Stella Bain, by Anita Shreve. Meh. Woman loses memory during WWI; is amazing at everything; all men are obsessed with her; best mother ever. Sorry, but I find that kind of protagonist more and more boring all the time. And I lost patience entirely when our amnesiac heroine discovers she has children, after a scene in which she, whom we are told is a brilliant nurse whose brilliant nursing has all come back to her, examines her own body and can't even be sure whether she's a virgin or not. THE FACE I MADE WHEN I READ THAT. Sure, her youngest is eight or so, and I know they say stretch marks fade (the ones puberty gave me sure as hell never did, but hey), but it still wasn't a successful choice on Shreve's part to go the "my heroine is so physically flawless that a trained nurse can't tell she's had children" route. "I so identify with this woman! I am invested in her success!" said no reader ever.  

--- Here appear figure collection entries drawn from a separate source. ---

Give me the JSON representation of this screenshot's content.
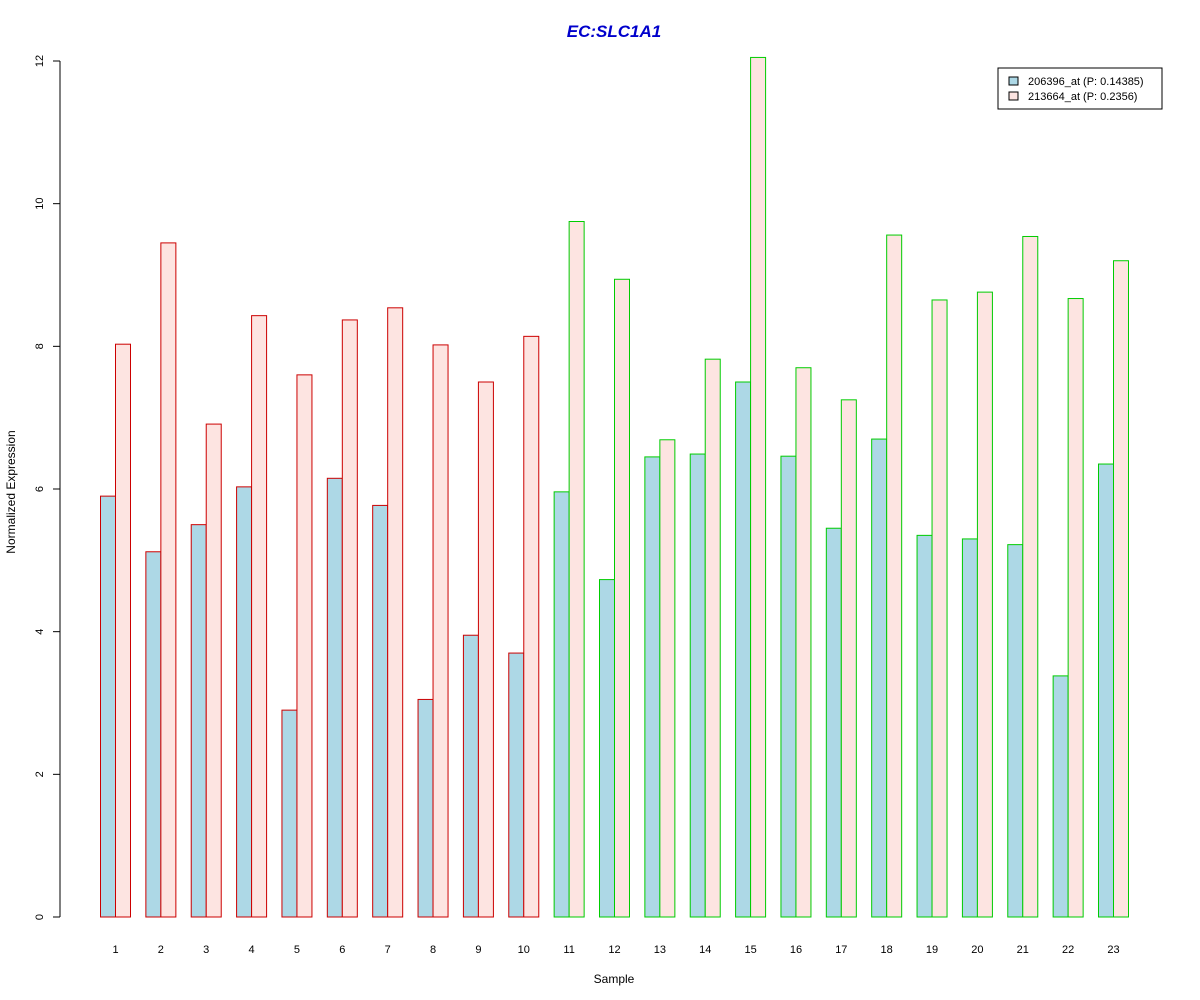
{
  "chart_data": {
    "type": "bar",
    "title": "EC:SLC1A1",
    "xlabel": "Sample",
    "ylabel": "Normalized Expression",
    "ylim": [
      0,
      12
    ],
    "yticks": [
      0,
      2,
      4,
      6,
      8,
      10,
      12
    ],
    "categories": [
      "1",
      "2",
      "3",
      "4",
      "5",
      "6",
      "7",
      "8",
      "9",
      "10",
      "11",
      "12",
      "13",
      "14",
      "15",
      "16",
      "17",
      "18",
      "19",
      "20",
      "21",
      "22",
      "23"
    ],
    "group_border_colors": [
      "#cc0000",
      "#cc0000",
      "#cc0000",
      "#cc0000",
      "#cc0000",
      "#cc0000",
      "#cc0000",
      "#cc0000",
      "#cc0000",
      "#cc0000",
      "#00cc00",
      "#00cc00",
      "#00cc00",
      "#00cc00",
      "#00cc00",
      "#00cc00",
      "#00cc00",
      "#00cc00",
      "#00cc00",
      "#00cc00",
      "#00cc00",
      "#00cc00",
      "#00cc00"
    ],
    "series": [
      {
        "name": "206396_at (P: 0.14385)",
        "fill": "#add8e6",
        "values": [
          5.9,
          5.12,
          5.5,
          6.03,
          2.9,
          6.15,
          5.77,
          3.05,
          3.95,
          3.7,
          5.96,
          4.73,
          6.45,
          6.49,
          7.5,
          6.46,
          5.45,
          6.7,
          5.35,
          5.3,
          5.22,
          3.38,
          6.35
        ]
      },
      {
        "name": "213664_at (P: 0.2356)",
        "fill": "#fde4e1",
        "values": [
          8.03,
          9.45,
          6.91,
          8.43,
          7.6,
          8.37,
          8.54,
          8.02,
          7.5,
          8.14,
          9.75,
          8.94,
          6.69,
          7.82,
          12.05,
          7.7,
          7.25,
          9.56,
          8.65,
          8.76,
          9.54,
          8.67,
          9.2
        ]
      }
    ],
    "legend_position": "top-right",
    "grid": false
  }
}
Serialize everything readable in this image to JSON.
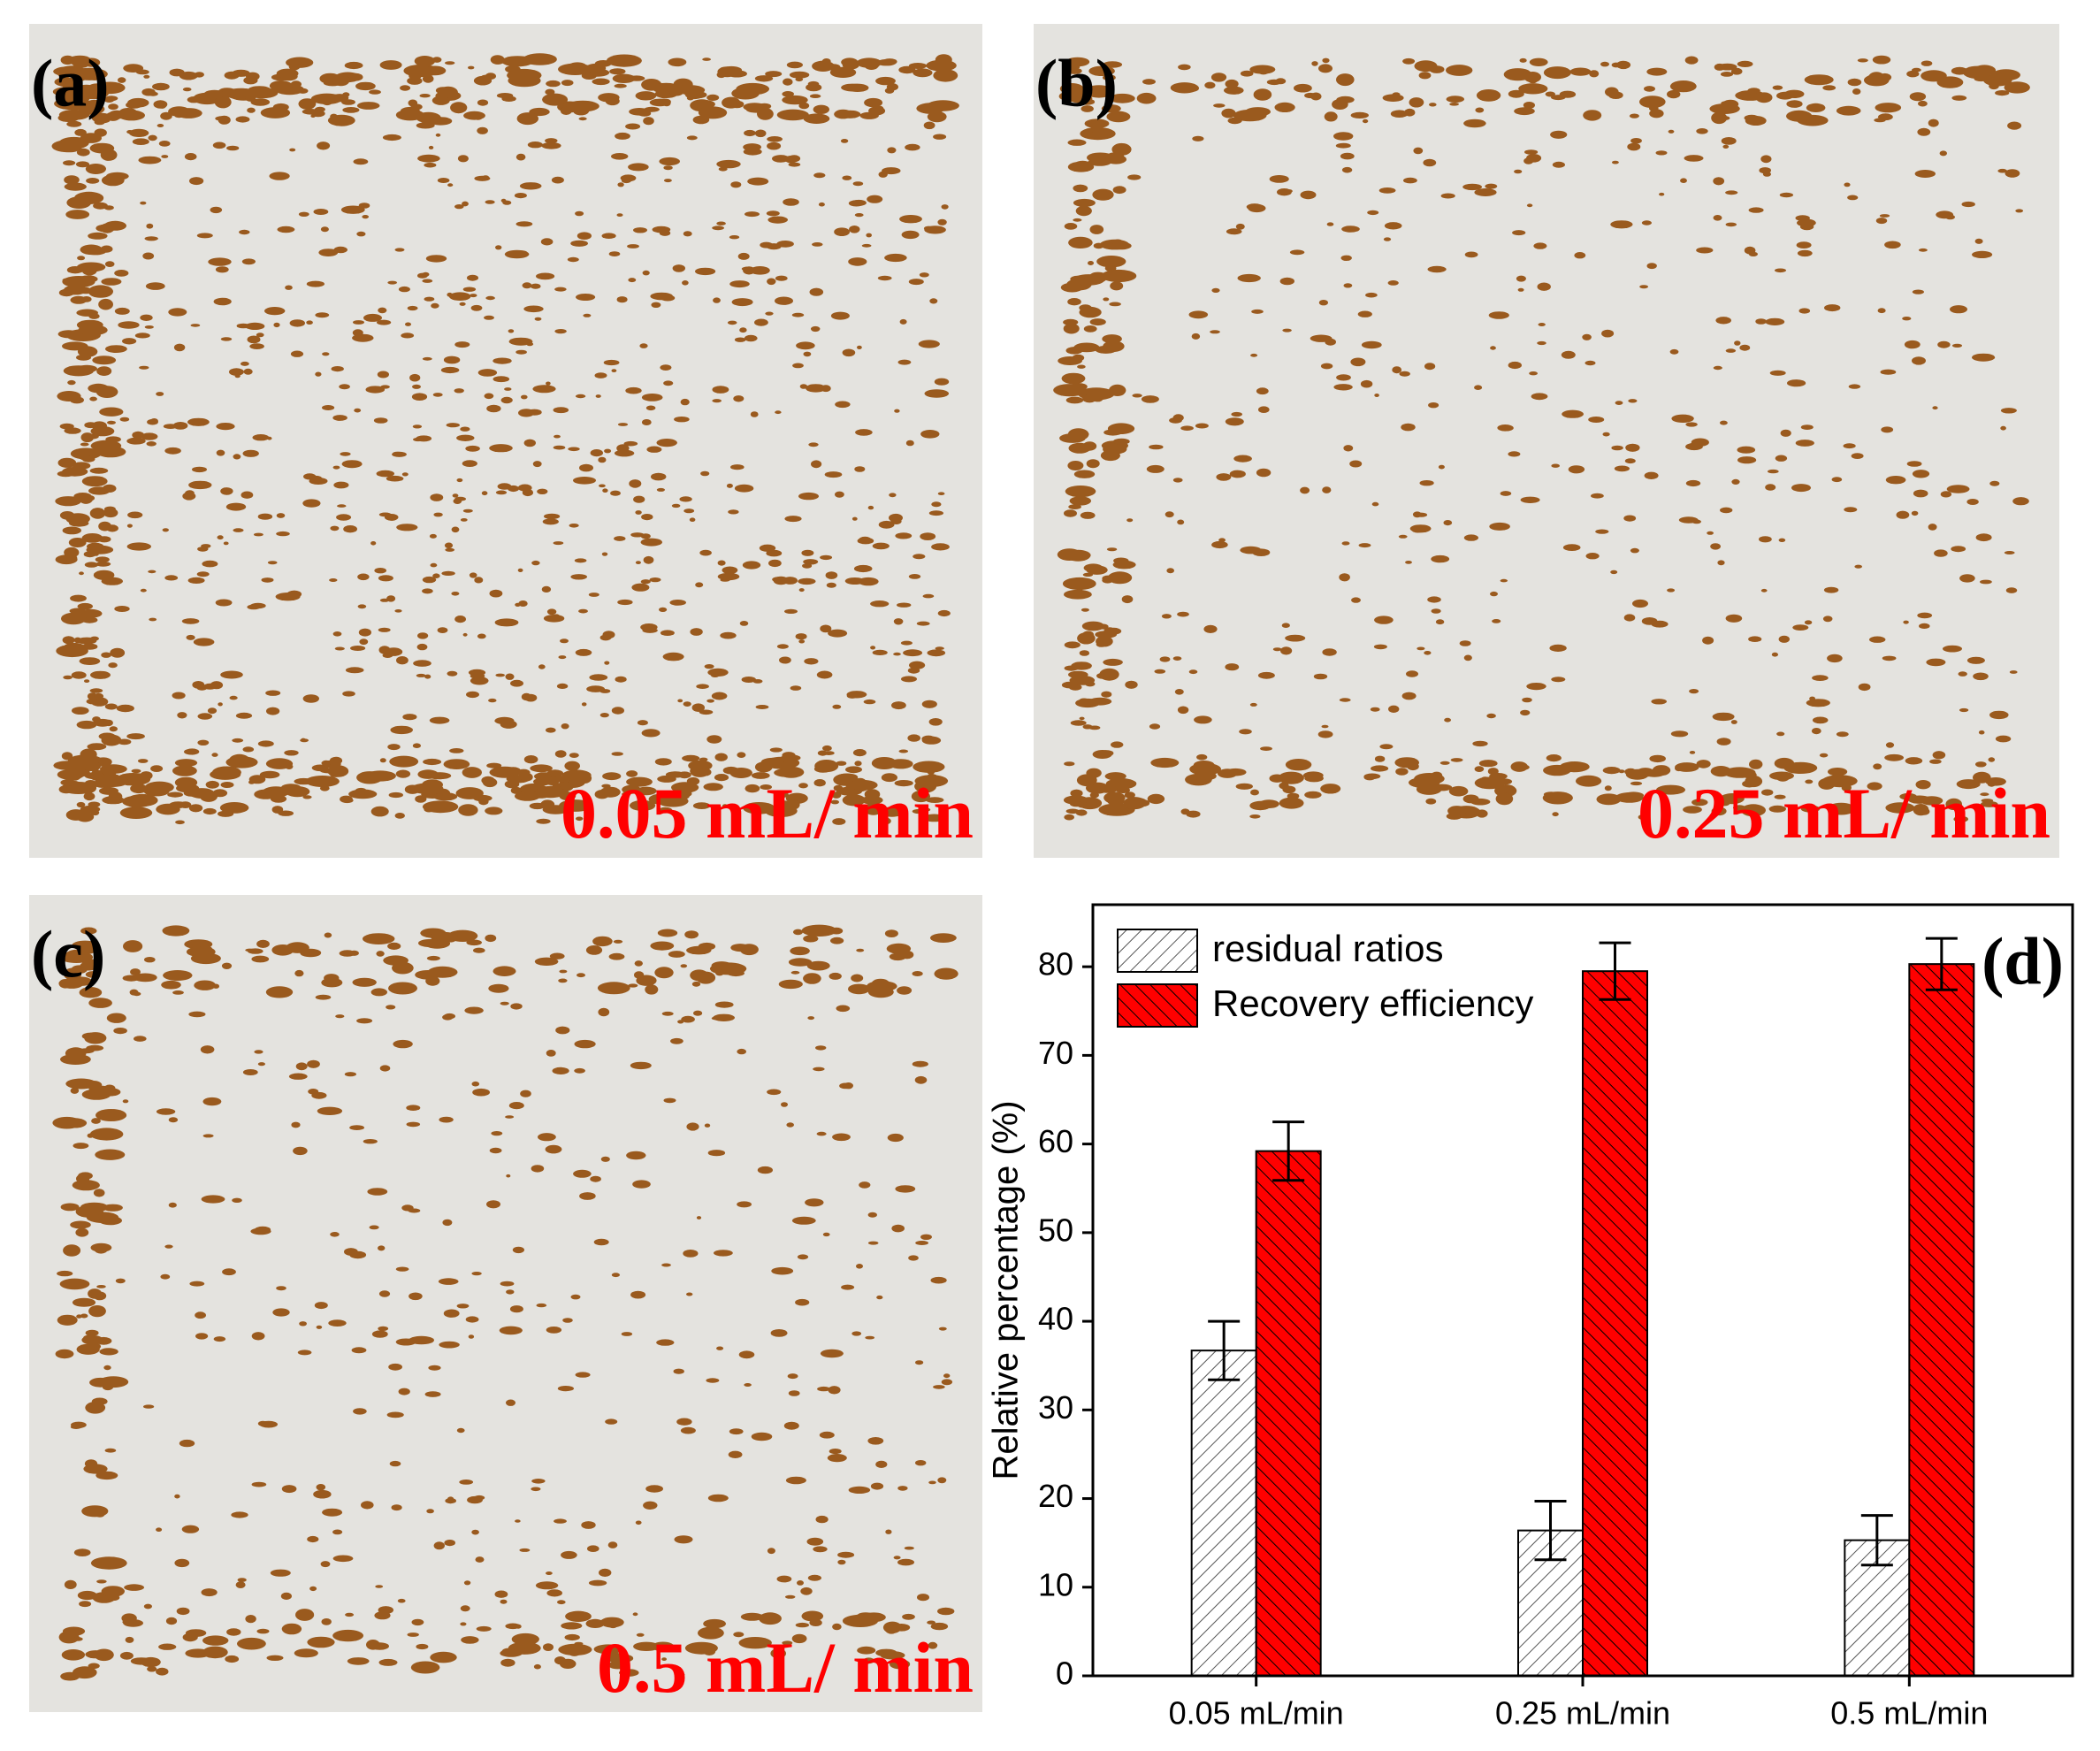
{
  "panels": [
    {
      "label": "(a)",
      "caption": "0.05 mL/ min"
    },
    {
      "label": "(b)",
      "caption": "0.25 mL/ min"
    },
    {
      "label": "(c)",
      "caption": "0.5 mL/ min"
    }
  ],
  "chart_data": {
    "type": "bar",
    "label": "(d)",
    "y_label": "Relative percentage (%)",
    "categories": [
      "0.05 mL/min",
      "0.25 mL/min",
      "0.5 mL/min"
    ],
    "series": [
      {
        "name": "residual ratios",
        "color": "#ffffff",
        "values": [
          36.7,
          16.4,
          15.3
        ],
        "errors": [
          3.3,
          3.3,
          2.8
        ]
      },
      {
        "name": "Recovery efficiency",
        "color": "#ff0000",
        "values": [
          59.2,
          79.5,
          80.3
        ],
        "errors": [
          3.3,
          3.2,
          2.9
        ]
      }
    ],
    "ylim": [
      0,
      87
    ],
    "yticks": [
      0,
      10,
      20,
      30,
      40,
      50,
      60,
      70,
      80
    ]
  }
}
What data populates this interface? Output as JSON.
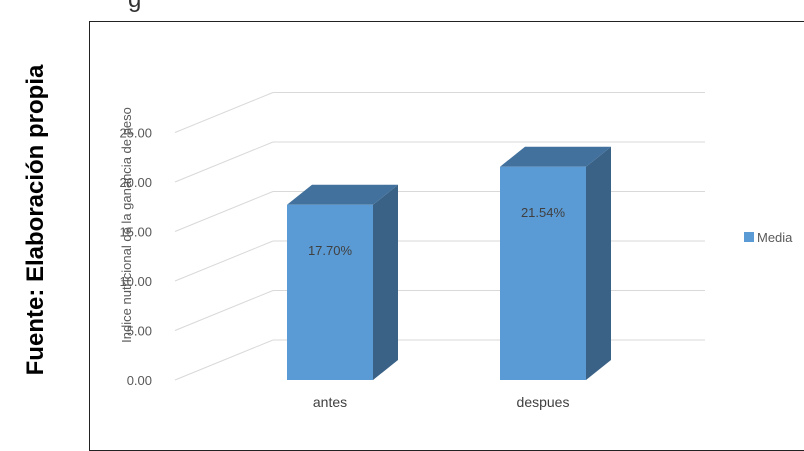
{
  "caption": "Fuente: Elaboración propia",
  "top_fragment": "g",
  "chart_data": {
    "type": "bar",
    "categories": [
      "antes",
      "despues"
    ],
    "series": [
      {
        "name": "Media",
        "values": [
          17.7,
          21.54
        ],
        "data_labels": [
          "17.70%",
          "21.54%"
        ]
      }
    ],
    "title": "",
    "xlabel": "",
    "ylabel": "Indice nutricional de la ganancia de peso",
    "ylim": [
      0,
      25
    ],
    "yticks": [
      "0.00",
      "5.00",
      "10.00",
      "15.00",
      "20.00",
      "25.00"
    ],
    "grid": true,
    "legend": "right",
    "colors": {
      "front": "#5b9bd5",
      "top": "#41719c",
      "side": "#3a6186",
      "grid": "#d9d9d9"
    }
  }
}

Wait, says this reader, I thought you were just all up in arms about women being allowed to get their bodies back post-baby. In the sense of being allowed to feel ownership over one's body, yes. In the sense of completely unrealistic expectations of getting said body to look like it never grew a human, no. Even if I lose these tenacious last four pounds, and get close to being as toned as I was before (actually, my arms are better than they've ever been, because my child is huge), I'll probably always have the stretch marks and the linea negra. And I'm okay with that. I do look different: I look like I had a baby. Fancy that. 

1 comment:

  1. Dingoes are awesome. And who doesn't want her child to be educated as an apex predator?